In this excerpt from The Lonely
Passion of Judith Hearne, Miss Hearne runs into a tenant from her boarding house as they leave Mass.
She watched him as he walked on, saw his face smile, saw it turn cold and serious. What could he be thinking of? He seemed to be trying to remember something, perhaps an engagement, perhaps an excuse to leave her. For eventually, they all made some excuse. But when they reached the end of the street, he turned and took off his broad-brimmed hat.
“I guess you’ve got a lot of things to do,” he said. “You going back to the house?”
“O, yes. But I go to see my friends, the O’Neills, every Sunday afternoon. He’s a professor at the university, you know. A very clever man. I used to know him when we were children. And now he’s married with a lovely family of his own.”

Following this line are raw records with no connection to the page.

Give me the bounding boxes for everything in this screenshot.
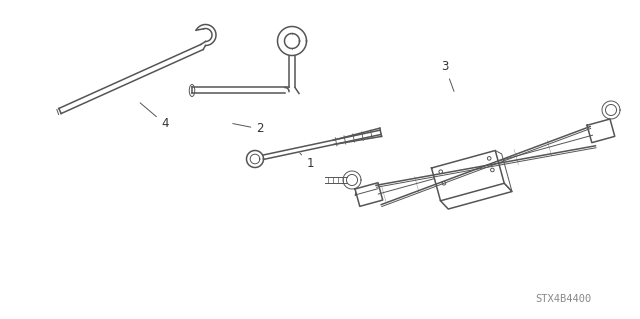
- Text: 4: 4: [140, 103, 169, 130]
- Text: 2: 2: [233, 122, 264, 136]
- Text: STX4B4400: STX4B4400: [535, 294, 591, 304]
- Ellipse shape: [189, 85, 195, 97]
- Text: 3: 3: [442, 61, 454, 92]
- Text: 1: 1: [300, 153, 314, 170]
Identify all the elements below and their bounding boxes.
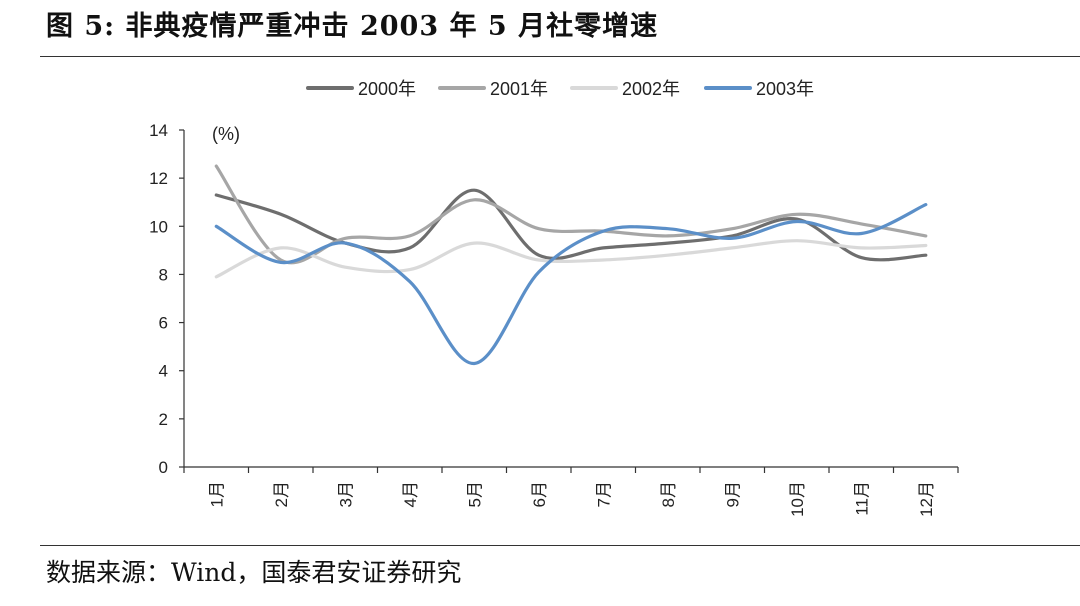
- x-tick-label: 3月: [336, 481, 355, 507]
- legend-label: 2001年: [490, 79, 548, 99]
- legend: 2000年 2001年 2002年 2003年: [306, 79, 814, 99]
- top-rule: [40, 56, 1080, 57]
- y-tick-label: 12: [149, 169, 168, 188]
- x-tick-label: 5月: [465, 481, 484, 507]
- x-tick-label: 2月: [272, 481, 291, 507]
- y-axis-label: (%): [212, 124, 240, 144]
- y-tick-label: 4: [159, 362, 168, 381]
- x-tick-label: 6月: [530, 481, 549, 507]
- y-tick-label: 14: [149, 121, 168, 140]
- y-axis: 0 2 4 6 8 10 12 14: [149, 121, 185, 477]
- line-chart: 2000年 2001年 2002年 2003年 0 2 4 6 8 10 12 14 1月 2月 3月 4…: [149, 79, 959, 517]
- bottom-rule: [40, 545, 1080, 546]
- series-line-2003年: [214, 203, 928, 366]
- y-tick-label: 0: [159, 458, 168, 477]
- legend-label: 2000年: [358, 79, 416, 99]
- figure-title: 图 5: 非典疫情严重冲击 2003 年 5 月社零增速: [46, 11, 659, 42]
- y-tick-label: 2: [159, 410, 168, 429]
- legend-label: 2003年: [756, 79, 814, 99]
- x-tick-label: 9月: [723, 481, 742, 507]
- series-lines: [214, 164, 928, 366]
- x-tick-label: 7月: [594, 481, 613, 507]
- series-line-2002年: [214, 239, 928, 279]
- data-source-note: 数据来源：Wind，国泰君安证券研究: [46, 558, 462, 587]
- y-tick-label: 8: [159, 265, 168, 284]
- legend-label: 2002年: [622, 79, 680, 99]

Why did I say that, she thought, why? But it was her old fault, the old boasts, the shields against pity, against being forced to say that nobody wanted to see you that particular day. The old mistake. Now he would go away.
“That so?” His face showed disappointment.
She tried to undo it: to let him know that life was not all gay friends.
“It’s so nice to have someone to visit occasionally when one lives alone.”
It was a forward thing to say, but she had to come out with it some time: besides, it was the truth, although nobody liked to admit being lonely. How many times before had she turned men away by her habit of boasting, of pretending that she had a good time all the time and needed no one. Looking at him, tall, no longer young, with his rough-red face and his built-up shoe, she knew that he would be easily turned away, that he had not stayed so long alone without something of herself in him. And maybe, although it was a thing you could hardly bear to think about, like death or your last judgment, maybe he would be the last one ever and he would walk away now and it would only be a question of waiting for it all to end and hoping for better things in the next world. But that was silly, it was never too late. And so she waited, pretending not to see him lift his hand to say good bye, waited for something, for some little chance to keep him.
And in this excerpt from The Murderess, we are introduced to the novel's title character.
Old Hadoula, sometimes known as Jannis Frankissa, lay beside the hearth, with her eyes closed and her head resting on the step of the fireplace, the cinder-step as it is known. She had not dozed off, she was giving up her sleep at the cradle of her sick granddaughter. As for the new mother, who had given birth to the sick child, she had been sound asleep for a little while now in her unhappy nest on the floor.
The little hanging lamp guttered under the canopy of the fireplace. It threw shadows instead of light on the few miserable sticks of furniture, which looked cleaner and grander at night than in the daytime. The three half-burnt logs and the big upright balk of timber in the hearth made a lot of ash, a few glowing cinders and a flame that crackled quietly and reminded the old woman through her drowsiness of her absent younger daughter Krinio. If Krinio had been in the house now she would have been whispering in a low chant, "If he's a friend good luck to him, and if he isn't, damn him."
Hadoula, or Frankissa, or Frankojannou, was a woman of scarcely sixty, well built and solid, with a masculine air and two little touches of moustache on her lips. In her private thoughts, when she summed up her entire life, she saw that she had never done anything except serve others. When she was a little girl, she had served her parents. When she was mated, she became a slave to her husband, and at the same time, because of her strength and his weakness, she was his nurse. When she had children she became a slave to her children, and when they had children of their own, she was slave to her grandchildren.